Но некоторых все-таки жалко. Жалко забавного старика Джаспера и его коматозную жену. Майкл Кейн в очередной раз доказал, что ему нет равных в образах хиппующих клюшек. Этот неунывающий оптимизм на фоне растерянных рож остальных персонажей — единственное светлое пятно работы Куарона.
Жалко глупенькую девочку, которой, по сути, абсолютно начхать на все эти политические махинации вокруг ее плода. Вызывает улыбку ее непосредственность и умение подбирать имена своему отпрыску. Сколько таких мамаш в нашей повседневности. Им-то не надо лезть на амбразуру и спасать род людской от вымирания. И, соответственно, их прозрение в вопросах материнства и ценности самой жизни находится под большим вопросом.
Главного героя тоже по-человечески жалко. Его тихая, мирная жизнь неожиданно сменилась бесконечной погоней, где за каждым углом — подонок и доверять можно только себе. На его глазах умирает ребенок, потом жена, затем лучший и единственный друг.

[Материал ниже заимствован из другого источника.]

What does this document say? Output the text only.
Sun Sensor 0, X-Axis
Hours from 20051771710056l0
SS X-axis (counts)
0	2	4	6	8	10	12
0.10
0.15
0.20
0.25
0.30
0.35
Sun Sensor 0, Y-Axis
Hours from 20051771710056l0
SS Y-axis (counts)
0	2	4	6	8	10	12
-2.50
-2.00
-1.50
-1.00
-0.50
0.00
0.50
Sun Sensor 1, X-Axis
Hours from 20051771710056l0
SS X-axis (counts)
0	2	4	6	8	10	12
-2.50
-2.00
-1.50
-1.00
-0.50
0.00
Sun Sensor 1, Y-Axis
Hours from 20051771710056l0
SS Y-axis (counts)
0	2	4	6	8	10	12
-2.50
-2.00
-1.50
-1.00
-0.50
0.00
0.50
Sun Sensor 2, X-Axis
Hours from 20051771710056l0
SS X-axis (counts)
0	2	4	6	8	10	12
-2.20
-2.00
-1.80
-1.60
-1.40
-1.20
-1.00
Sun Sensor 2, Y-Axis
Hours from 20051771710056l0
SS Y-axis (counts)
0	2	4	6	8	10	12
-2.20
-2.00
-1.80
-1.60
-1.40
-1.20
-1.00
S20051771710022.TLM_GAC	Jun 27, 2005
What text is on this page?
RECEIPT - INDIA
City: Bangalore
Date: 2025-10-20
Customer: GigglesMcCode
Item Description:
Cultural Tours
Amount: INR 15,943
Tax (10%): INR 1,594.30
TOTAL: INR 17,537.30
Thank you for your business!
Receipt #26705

Вся эта жалость к финалу подается в жестко концентрированном виде. Устав надеяться на просветление, зритель находится на пике эмоционального напряжения. С точки зрения режиссера — это творческий прорыв, с точки зрения зрителя — нервный срыв. И выплывающий из тумана корабль с издевательски благополучной надписью «Завтра» на борту, уже не воспринимается хэппи-эндом. Только под медленно ползущие по экрану титры ты начинаешь понимать, что будущее уже на дворе и никакими позитивными аллегориями его не исправишь.